Blackwood Field was opened in 1921 to house the First Squadron, Air Service, Tennessee National Guard. This former military airfield was located on the property of The Hermitage (the home of President Andrew Jackson).
Veterans began recruiting efforts and conducting drills (without pay). They raised funds ($3,000), and H.O. Blackwood donated the property and gave $1,000 to aid the construction of the field.
The airfield property consisted of a 100-acre flying site complete with a World War I hangar moved from Memphis and was known as Blackwood Field.
On December 4, 1921, the unit received federal recognition and was designated the 136th Air Observation Squadron, flying four new Curtiss JN–6HG “Jennys” and one DH-4B DeHavilland aircraft. Remains of concrete footings are visible from adjacent Shute Lane when vegetation doesn’t block the view.

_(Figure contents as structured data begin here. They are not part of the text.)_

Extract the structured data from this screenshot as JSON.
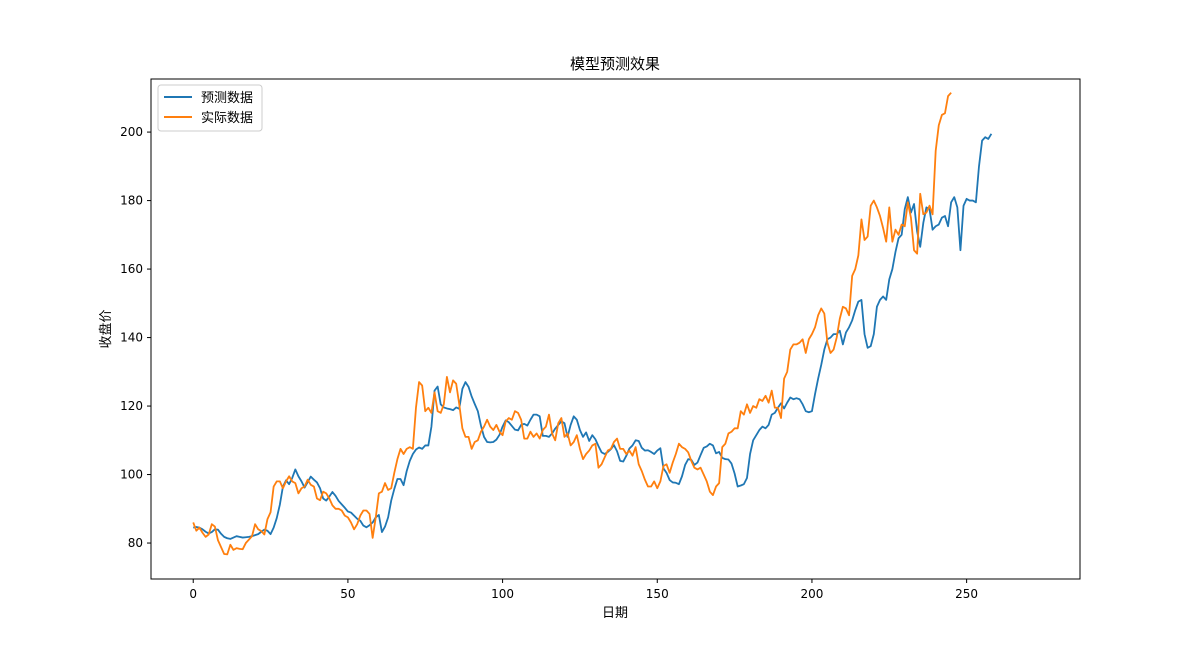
{
  "chart_data": {
    "type": "line",
    "title": "模型预测效果",
    "xlabel": "日期",
    "ylabel": "收盘价",
    "xlim": [
      -13.65,
      286.65
    ],
    "ylim": [
      69.5,
      215.5
    ],
    "xticks": [
      0,
      50,
      100,
      150,
      200,
      250
    ],
    "yticks": [
      80,
      100,
      120,
      140,
      160,
      180,
      200
    ],
    "grid": false,
    "legend_position": "top-left",
    "series": [
      {
        "name": "预测数据",
        "color": "#1f77b4",
        "x_start": 0,
        "values": [
          84.5,
          84.7,
          84.5,
          84.0,
          83.3,
          82.8,
          83.2,
          84.0,
          83.9,
          82.7,
          81.8,
          81.4,
          81.2,
          81.6,
          82.0,
          81.8,
          81.6,
          81.7,
          81.8,
          82.0,
          82.3,
          82.6,
          83.3,
          83.9,
          83.6,
          82.6,
          84.5,
          87.3,
          91.2,
          96.5,
          98.3,
          97.2,
          99.0,
          101.5,
          99.5,
          98.0,
          96.2,
          97.8,
          99.4,
          98.5,
          97.7,
          96.0,
          93.0,
          92.4,
          93.6,
          94.9,
          93.8,
          92.3,
          91.3,
          90.3,
          89.2,
          88.9,
          88.0,
          87.1,
          86.5,
          85.1,
          84.6,
          85.2,
          86.0,
          87.5,
          88.2,
          83.2,
          84.8,
          87.5,
          92.4,
          95.8,
          98.7,
          98.7,
          96.9,
          101.0,
          104.0,
          106.0,
          107.3,
          107.9,
          107.5,
          108.5,
          108.5,
          114.0,
          124.5,
          125.7,
          120.5,
          119.6,
          119.3,
          119.1,
          118.8,
          119.6,
          119.2,
          125.0,
          127.0,
          125.6,
          122.8,
          120.6,
          118.5,
          114.3,
          111.0,
          109.5,
          109.4,
          109.5,
          110.2,
          111.6,
          114.0,
          115.8,
          115.3,
          114.2,
          113.1,
          112.9,
          114.5,
          114.8,
          114.3,
          116.0,
          117.5,
          117.5,
          117.0,
          111.3,
          111.3,
          111.0,
          112.0,
          113.4,
          114.5,
          115.5,
          115.0,
          111.0,
          114.5,
          117.0,
          116.0,
          113.0,
          111.0,
          112.3,
          109.8,
          111.5,
          110.3,
          108.3,
          106.5,
          106.0,
          106.6,
          107.4,
          108.6,
          106.8,
          104.0,
          103.8,
          105.5,
          107.6,
          108.5,
          110.0,
          109.8,
          107.8,
          107.0,
          107.1,
          106.6,
          106.0,
          107.0,
          107.7,
          101.8,
          100.5,
          98.4,
          97.7,
          97.6,
          97.2,
          99.5,
          102.8,
          104.5,
          104.3,
          102.8,
          103.5,
          105.7,
          107.8,
          108.2,
          109.0,
          108.5,
          106.2,
          106.6,
          104.9,
          104.5,
          104.4,
          103.2,
          100.3,
          96.5,
          96.8,
          97.2,
          99.0,
          106.0,
          110.0,
          111.5,
          113.0,
          114.0,
          113.5,
          114.5,
          117.5,
          118.0,
          119.5,
          120.8,
          119.3,
          121.0,
          122.5,
          122.0,
          122.3,
          122.0,
          120.5,
          118.5,
          118.2,
          118.5,
          123.5,
          128.0,
          132.0,
          136.5,
          139.5,
          140.0,
          141.0,
          141.0,
          142.0,
          138.0,
          141.5,
          143.0,
          145.0,
          148.0,
          150.5,
          151.0,
          141.0,
          137.0,
          137.5,
          141.0,
          149.0,
          151.0,
          152.0,
          151.0,
          157.0,
          160.0,
          165.0,
          169.0,
          170.0,
          177.5,
          181.0,
          176.5,
          179.0,
          171.0,
          166.5,
          173.5,
          178.0,
          177.5,
          171.5,
          172.5,
          173.0,
          175.0,
          175.5,
          172.5,
          179.5,
          181.0,
          178.0,
          165.5,
          178.5,
          180.5,
          180.0,
          180.0,
          179.5,
          190.0,
          197.5,
          198.5,
          198.0,
          199.5
        ]
      },
      {
        "name": "实际数据",
        "color": "#ff7f0e",
        "x_start": 0,
        "values": [
          86.0,
          83.6,
          84.5,
          83.0,
          81.8,
          82.5,
          85.5,
          84.8,
          80.8,
          78.8,
          76.8,
          76.7,
          79.5,
          78.0,
          78.5,
          78.3,
          78.2,
          80.0,
          81.0,
          82.0,
          85.5,
          84.0,
          83.5,
          82.5,
          87.0,
          89.0,
          96.5,
          98.0,
          98.0,
          96.0,
          98.0,
          99.5,
          98.0,
          97.5,
          94.5,
          96.0,
          96.5,
          98.5,
          97.0,
          96.5,
          93.0,
          92.5,
          95.0,
          94.5,
          93.0,
          91.0,
          90.0,
          90.0,
          89.5,
          88.0,
          87.5,
          86.0,
          84.0,
          85.5,
          88.0,
          89.5,
          89.5,
          88.5,
          81.5,
          87.5,
          94.5,
          95.0,
          97.5,
          95.5,
          96.0,
          100.5,
          104.5,
          107.5,
          106.0,
          107.5,
          108.0,
          107.5,
          119.5,
          127.0,
          126.0,
          118.5,
          119.5,
          118.0,
          124.0,
          118.5,
          118.0,
          120.5,
          128.5,
          124.0,
          127.5,
          126.5,
          120.5,
          113.5,
          111.0,
          111.0,
          107.5,
          109.5,
          110.0,
          112.5,
          114.0,
          116.0,
          114.0,
          113.0,
          114.5,
          112.5,
          111.5,
          115.5,
          116.5,
          116.0,
          118.5,
          118.0,
          116.0,
          110.5,
          110.5,
          112.5,
          111.0,
          112.0,
          110.5,
          113.0,
          114.0,
          117.5,
          112.0,
          110.0,
          115.0,
          116.5,
          111.0,
          112.0,
          108.5,
          109.5,
          111.5,
          107.5,
          104.5,
          106.0,
          107.0,
          108.5,
          109.0,
          102.0,
          103.0,
          105.0,
          107.0,
          107.5,
          109.5,
          110.5,
          107.5,
          107.5,
          106.0,
          107.0,
          105.5,
          108.0,
          103.0,
          101.0,
          98.5,
          96.5,
          96.5,
          98.0,
          96.0,
          98.0,
          102.5,
          103.0,
          100.5,
          103.5,
          106.0,
          109.0,
          108.0,
          107.5,
          106.5,
          104.0,
          102.0,
          101.5,
          102.0,
          100.0,
          98.0,
          95.0,
          94.0,
          96.5,
          97.5,
          108.0,
          109.0,
          112.0,
          112.5,
          113.5,
          113.5,
          118.5,
          117.5,
          120.5,
          118.0,
          120.0,
          119.5,
          122.0,
          121.5,
          123.0,
          121.0,
          124.5,
          119.5,
          119.5,
          116.5,
          128.0,
          130.0,
          136.5,
          138.0,
          138.0,
          138.5,
          139.5,
          135.5,
          139.5,
          141.0,
          143.0,
          146.5,
          148.5,
          147.0,
          138.5,
          135.5,
          136.5,
          140.0,
          145.5,
          149.0,
          148.5,
          146.5,
          158.0,
          160.0,
          164.0,
          174.5,
          168.5,
          169.5,
          178.5,
          180.0,
          178.0,
          175.5,
          172.0,
          168.0,
          178.0,
          168.0,
          171.5,
          170.0,
          173.0,
          172.5,
          179.5,
          175.0,
          165.5,
          164.5,
          182.0,
          176.0,
          176.5,
          178.5,
          176.0,
          194.5,
          202.0,
          205.0,
          205.5,
          210.5,
          211.5
        ]
      }
    ]
  }
}
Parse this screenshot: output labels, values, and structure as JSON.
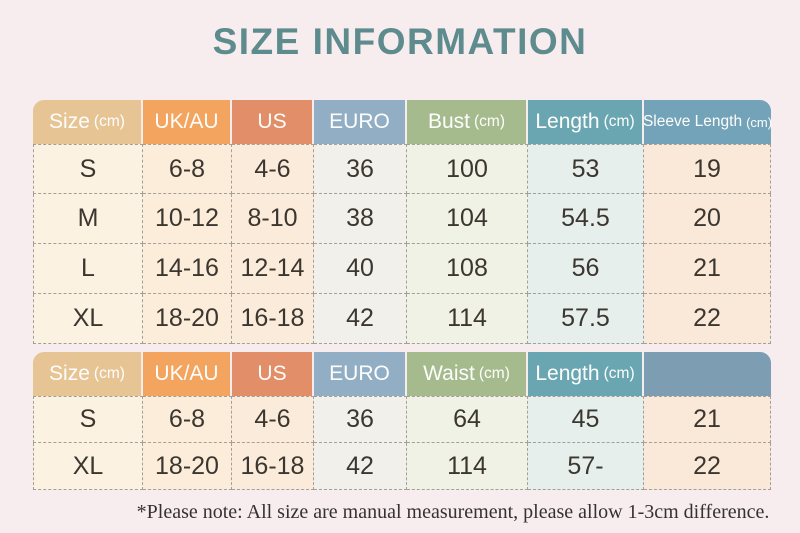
{
  "page": {
    "title": "SIZE INFORMATION",
    "footnote": "*Please note: All size are manual measurement, please allow 1-3cm difference."
  },
  "colors": {
    "background": "#f8edee",
    "title": "#5e8b8e",
    "header_text": "#fdfdfc",
    "cell_text": "#3b3630",
    "dashed_border": "#a3a099"
  },
  "chart_data": [
    {
      "type": "table",
      "title": "tops size table",
      "columns": [
        {
          "label": "Size",
          "unit": "(cm)"
        },
        {
          "label": "UK/AU",
          "unit": ""
        },
        {
          "label": "US",
          "unit": ""
        },
        {
          "label": "EURO",
          "unit": ""
        },
        {
          "label": "Bust",
          "unit": "(cm)"
        },
        {
          "label": "Length",
          "unit": "(cm)"
        },
        {
          "label": "Sleeve Length",
          "unit": "(cm)"
        }
      ],
      "rows": [
        [
          "S",
          "6-8",
          "4-6",
          "36",
          "100",
          "53",
          "19"
        ],
        [
          "M",
          "10-12",
          "8-10",
          "38",
          "104",
          "54.5",
          "20"
        ],
        [
          "L",
          "14-16",
          "12-14",
          "40",
          "108",
          "56",
          "21"
        ],
        [
          "XL",
          "18-20",
          "16-18",
          "42",
          "114",
          "57.5",
          "22"
        ]
      ],
      "header_colors": [
        "#e7c494",
        "#f3a55f",
        "#e28e68",
        "#92aec5",
        "#a5bb8e",
        "#6aa6b1",
        "#73a3b8"
      ],
      "cell_colors": [
        "#fcf2e2",
        "#fcedda",
        "#fbebda",
        "#f2f0ea",
        "#f1f2e6",
        "#e6efeb",
        "#fae9d9"
      ]
    },
    {
      "type": "table",
      "title": "bottoms size table",
      "columns": [
        {
          "label": "Size",
          "unit": "(cm)"
        },
        {
          "label": "UK/AU",
          "unit": ""
        },
        {
          "label": "US",
          "unit": ""
        },
        {
          "label": "EURO",
          "unit": ""
        },
        {
          "label": "Waist",
          "unit": "(cm)"
        },
        {
          "label": "Length",
          "unit": "(cm)"
        },
        {
          "label": "",
          "unit": ""
        }
      ],
      "rows": [
        [
          "S",
          "6-8",
          "4-6",
          "36",
          "64",
          "45",
          "21"
        ],
        [
          "XL",
          "18-20",
          "16-18",
          "42",
          "114",
          "57-",
          "22"
        ]
      ],
      "header_colors": [
        "#e7c494",
        "#f3a55f",
        "#e28e68",
        "#92aec5",
        "#a5bb8e",
        "#6aa6b1",
        "#7d9db3"
      ],
      "cell_colors": [
        "#fcf2e2",
        "#fcedda",
        "#fbebda",
        "#f2f0ea",
        "#f1f2e6",
        "#e6efeb",
        "#fae9d9"
      ]
    }
  ]
}
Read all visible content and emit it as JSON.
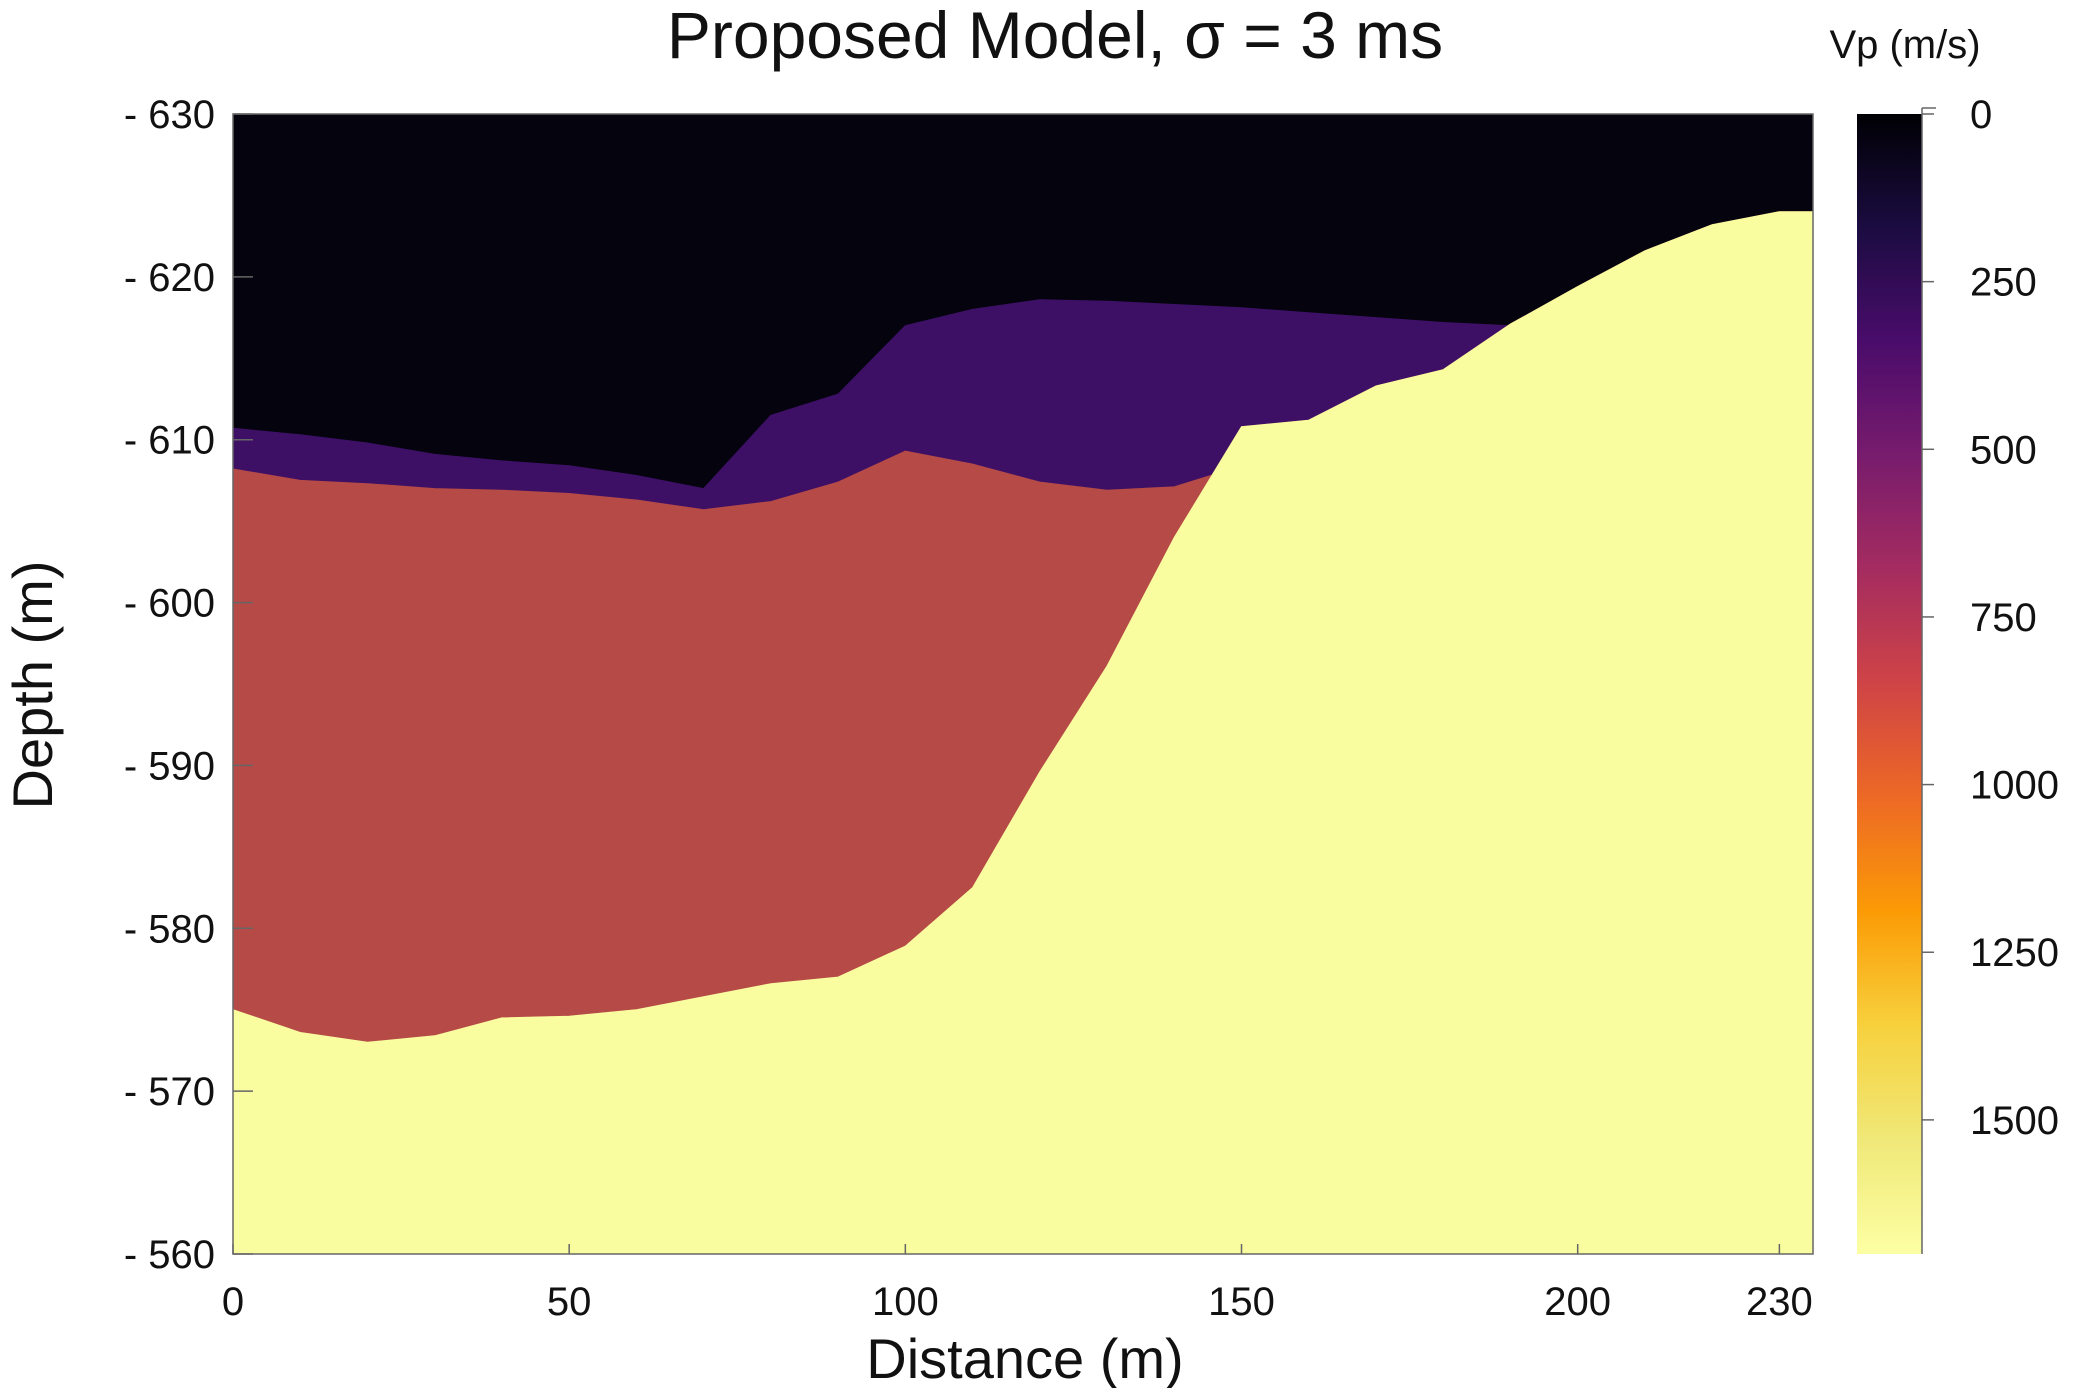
{
  "chart_data": {
    "type": "heatmap",
    "title": "Proposed Model, σ = 3 ms",
    "xlabel": "Distance (m)",
    "ylabel": "Depth (m)",
    "xlim": [
      0,
      235
    ],
    "ylim": [
      -630,
      -560
    ],
    "x_ticks": [
      0,
      50,
      100,
      150,
      200,
      230
    ],
    "x_tick_labels": [
      "0",
      "50",
      "100",
      "150",
      "200",
      "230"
    ],
    "y_ticks": [
      -630,
      -620,
      -610,
      -600,
      -590,
      -580,
      -570,
      -560
    ],
    "y_tick_labels": [
      "- 630",
      "- 620",
      "- 610",
      "- 600",
      "- 590",
      "- 580",
      "- 570",
      "- 560"
    ],
    "grid": false,
    "colorbar": {
      "label": "Vp (m/s)",
      "range": [
        0,
        1700
      ],
      "ticks": [
        0,
        250,
        500,
        750,
        1000,
        1250,
        1500
      ],
      "tick_labels": [
        "0",
        "250",
        "500",
        "750",
        "1000",
        "1250",
        "1500"
      ],
      "colormap": "inferno",
      "stops": [
        {
          "v": 0,
          "color": "#000004"
        },
        {
          "v": 170,
          "color": "#1b0c41"
        },
        {
          "v": 340,
          "color": "#4a0c6b"
        },
        {
          "v": 510,
          "color": "#781c6d"
        },
        {
          "v": 680,
          "color": "#a52c60"
        },
        {
          "v": 850,
          "color": "#cf4446"
        },
        {
          "v": 1020,
          "color": "#ed6925"
        },
        {
          "v": 1190,
          "color": "#fb9b06"
        },
        {
          "v": 1360,
          "color": "#f7d13d"
        },
        {
          "v": 1530,
          "color": "#f0e878"
        },
        {
          "v": 1700,
          "color": "#fcffa4"
        }
      ]
    },
    "layers": [
      {
        "vp": 30,
        "color": "#05030e"
      },
      {
        "vp": 400,
        "color": "#3d1066"
      },
      {
        "vp": 950,
        "color": "#b54a46"
      },
      {
        "vp": 1700,
        "color": "#fafca0"
      }
    ],
    "boundaries": {
      "x": [
        0,
        10,
        20,
        30,
        40,
        50,
        60,
        70,
        80,
        90,
        100,
        110,
        120,
        130,
        140,
        150,
        160,
        170,
        180,
        190,
        200,
        210,
        220,
        230,
        235
      ],
      "air_layer1_depth": [
        -610.7,
        -610.3,
        -609.8,
        -609.1,
        -608.7,
        -608.4,
        -607.8,
        -607.0,
        -611.5,
        -612.8,
        -617.0,
        -618.0,
        -618.6,
        -618.5,
        -618.3,
        -618.1,
        -617.8,
        -617.5,
        -617.2,
        -617.0,
        -616.3,
        -615.8,
        -614.7,
        -612.5,
        -611.8
      ],
      "layer1_layer2_depth": [
        -608.2,
        -607.5,
        -607.3,
        -607.0,
        -606.9,
        -606.7,
        -606.3,
        -605.7,
        -606.2,
        -607.4,
        -609.3,
        -608.5,
        -607.4,
        -606.9,
        -607.1,
        -608.4,
        -610.5,
        -610.9,
        -610.5,
        -610.6,
        -610.4,
        -610.4,
        -610.3,
        -610.0,
        -610.0
      ],
      "layer2_layer3_depth": [
        -575.0,
        -573.6,
        -573.0,
        -573.4,
        -574.5,
        -574.6,
        -575.0,
        -575.8,
        -576.6,
        -577.0,
        -578.9,
        -582.5,
        -589.6,
        -596.1,
        -604.0,
        -610.8,
        -611.2,
        -613.3,
        -614.3,
        -617.1,
        -619.4,
        -621.6,
        -623.2,
        -624.0,
        -624.0
      ]
    }
  }
}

The flying unit at Blackwood Field was re-designated the 136th Air Observation Squadron at the end of 1921 and operated four new Curtiss JN-6HG Jennys and one DeHavilland DH-4B aircraft. Blackwood’s squadron was further re-designated the 105th Observation Squadron in 1923.
Today, the Squadron patch still reflects Andrew Jackson, “Old Hickory,” on horseback.
The first airmail flight from Nashville was conducted from Blackwood Field to Chicago in 1924.
Due to poor condition of the unpaved roads leading to Blackwood Field (and the cost of improving them) it was removed from contention for serving as a permanent airmail airfield for Nashville.
The increasing use of airmail also brought about the need for a closer airport to Nashville, eventually leading to the establishment of McConnell Field (west of downtown Nashville) in 1927. “Although local pilots continued to use Blackwood Field for a time, it was closed in 1928.”